‘’Le contexte est marqué par une horde de personnes qui n’ayant pas réussi ailleurs se tournent vers le monde de la radio pour se trouver de quoi vivre…’’ Cyrille Bojiko.
A la faveur de la célébration de la 133e édition de la Journée Mondiale de la Radio le 13 février dernier, le professionnel du micro, par ailleurs PDG de Balafon Radio dresse un état des lieux peu élogieux de la Radio diffusion dans le contexte qui est le nôtre.
Entretien mené par Sandrine BABO
Sandrine Babo : Quand on dit ‘’la Radio’’, qu’est-ce que ça vous inspire ?

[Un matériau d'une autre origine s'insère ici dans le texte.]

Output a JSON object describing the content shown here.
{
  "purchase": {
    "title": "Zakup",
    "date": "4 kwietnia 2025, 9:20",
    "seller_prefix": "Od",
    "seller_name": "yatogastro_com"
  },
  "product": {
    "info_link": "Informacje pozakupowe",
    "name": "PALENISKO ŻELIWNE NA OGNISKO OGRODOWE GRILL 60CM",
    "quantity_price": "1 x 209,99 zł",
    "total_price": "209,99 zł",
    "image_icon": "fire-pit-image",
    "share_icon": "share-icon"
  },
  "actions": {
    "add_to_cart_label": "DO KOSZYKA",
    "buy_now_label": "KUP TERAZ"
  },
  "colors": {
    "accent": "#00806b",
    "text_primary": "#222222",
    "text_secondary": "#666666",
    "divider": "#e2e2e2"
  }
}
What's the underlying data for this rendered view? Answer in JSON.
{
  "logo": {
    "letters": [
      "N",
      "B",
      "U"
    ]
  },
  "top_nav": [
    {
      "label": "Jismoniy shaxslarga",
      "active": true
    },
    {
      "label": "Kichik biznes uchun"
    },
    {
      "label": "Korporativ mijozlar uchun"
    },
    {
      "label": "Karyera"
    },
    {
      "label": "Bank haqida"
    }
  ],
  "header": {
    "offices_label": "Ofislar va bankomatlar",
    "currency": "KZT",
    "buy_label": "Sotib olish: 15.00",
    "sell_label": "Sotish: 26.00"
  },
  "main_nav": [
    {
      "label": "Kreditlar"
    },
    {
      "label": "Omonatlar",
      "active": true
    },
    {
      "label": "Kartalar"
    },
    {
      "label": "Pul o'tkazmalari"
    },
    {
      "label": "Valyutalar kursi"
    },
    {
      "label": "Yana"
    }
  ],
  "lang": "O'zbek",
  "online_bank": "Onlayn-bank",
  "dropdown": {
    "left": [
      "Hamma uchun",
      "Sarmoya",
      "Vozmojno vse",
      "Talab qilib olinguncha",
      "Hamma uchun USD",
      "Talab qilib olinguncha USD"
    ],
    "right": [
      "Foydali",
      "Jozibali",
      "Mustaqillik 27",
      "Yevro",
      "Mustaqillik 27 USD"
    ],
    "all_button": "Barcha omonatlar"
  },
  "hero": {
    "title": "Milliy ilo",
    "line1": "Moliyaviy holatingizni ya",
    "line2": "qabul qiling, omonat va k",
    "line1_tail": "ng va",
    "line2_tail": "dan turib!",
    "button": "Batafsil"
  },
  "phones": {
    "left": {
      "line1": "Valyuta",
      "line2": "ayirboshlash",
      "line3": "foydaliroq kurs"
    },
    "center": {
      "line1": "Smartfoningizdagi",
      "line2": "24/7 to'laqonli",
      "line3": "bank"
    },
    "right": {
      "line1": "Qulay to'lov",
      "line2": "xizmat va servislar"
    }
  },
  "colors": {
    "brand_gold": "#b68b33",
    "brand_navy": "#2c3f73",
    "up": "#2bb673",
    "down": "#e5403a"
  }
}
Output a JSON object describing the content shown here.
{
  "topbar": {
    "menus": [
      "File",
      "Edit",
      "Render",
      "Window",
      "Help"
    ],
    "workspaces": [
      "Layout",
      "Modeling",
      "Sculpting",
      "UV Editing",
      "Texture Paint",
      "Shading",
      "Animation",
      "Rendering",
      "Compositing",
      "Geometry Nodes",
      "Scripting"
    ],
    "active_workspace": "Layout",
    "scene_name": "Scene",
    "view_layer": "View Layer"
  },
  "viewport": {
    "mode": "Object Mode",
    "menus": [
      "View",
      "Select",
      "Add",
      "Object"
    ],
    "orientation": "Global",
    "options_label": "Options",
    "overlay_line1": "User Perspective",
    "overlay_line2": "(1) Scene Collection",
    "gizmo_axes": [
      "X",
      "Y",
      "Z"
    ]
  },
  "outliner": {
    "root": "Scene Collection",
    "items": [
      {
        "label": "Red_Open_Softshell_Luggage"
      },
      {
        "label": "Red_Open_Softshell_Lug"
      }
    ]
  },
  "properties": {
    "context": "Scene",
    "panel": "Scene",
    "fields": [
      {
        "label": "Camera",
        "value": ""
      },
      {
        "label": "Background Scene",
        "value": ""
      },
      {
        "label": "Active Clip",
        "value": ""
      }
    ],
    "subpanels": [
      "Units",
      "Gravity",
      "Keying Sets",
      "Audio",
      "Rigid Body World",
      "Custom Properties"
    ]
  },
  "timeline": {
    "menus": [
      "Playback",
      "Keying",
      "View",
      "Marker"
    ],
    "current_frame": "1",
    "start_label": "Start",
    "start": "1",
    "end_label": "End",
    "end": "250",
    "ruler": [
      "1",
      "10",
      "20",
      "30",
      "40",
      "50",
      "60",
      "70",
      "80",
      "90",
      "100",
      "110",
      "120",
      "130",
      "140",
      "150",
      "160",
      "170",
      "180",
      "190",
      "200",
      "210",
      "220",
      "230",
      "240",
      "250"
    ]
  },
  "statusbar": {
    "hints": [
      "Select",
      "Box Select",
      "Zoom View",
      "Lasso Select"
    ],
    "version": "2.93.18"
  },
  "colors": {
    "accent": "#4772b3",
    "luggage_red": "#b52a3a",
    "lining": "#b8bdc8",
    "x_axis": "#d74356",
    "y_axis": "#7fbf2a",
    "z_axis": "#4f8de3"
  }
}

Cyrille Bojiko : c’est l’outil de communication par excellence pour ne pas dire par essence.C’est le moyen leplus accessible d’interconnexion entre les personnes,des groupes sociaux,c’est le moyen le plus facile d’avoir accès à l’information parce que la Radio on peut l’écouter en tout temps et en tout lieu, on peut l’écouter dans sa chambre, à son lieu de travail, on peut l’écouter au volant de sa voiture,on peut l’écouter en faisant autre chose. Donc la Radio n’est pas un outil encombrant, elle ne bouffe pas le temps des gens. Mais c’est une excellente compagne. La radio est notre compagne c’est-à-dire une compagne qui n’est pas encombrante, qui n’est pas exigeante mais qui a toute son utilité.
S.B : Selon vous la Radio tel qu’elle est servi aujourd’hui joue-t-elle encore son rôle de média de proximité, de media de l’instantanéité ?
C.B : oui et non.Oui parce qu’il y’a des puristes du métier qui ont gardé toute la sphère de la Radio mais il y’a des gens qui ont apporté leur conception de la Radio.Mais vous savez que la société évolue.Bien maintenant il y’en a qui offrent ce qu’ils offrent et puis ça rencontre une certaine attention d’un certain public.Maintenant est-ce que la Radio est faite comme elle devrait être faite ? Il faut dire que dans ce cas la société étant évolutive encore, la communication étant un monde qui est en perpétuelle mutation, la Radio également connait ces évolutions. Nous restons dans les fonctions traditionnelles, les missions traditionnelles de la Radio.
S.B : Dans un contexte qui est le nôtre, quel état des lieux de la Radio dressez-vous au Cameroun en général et dans la ville de Douala en particulier ? Les habitants de la capitale économique écoutent-ils encore la Radio ?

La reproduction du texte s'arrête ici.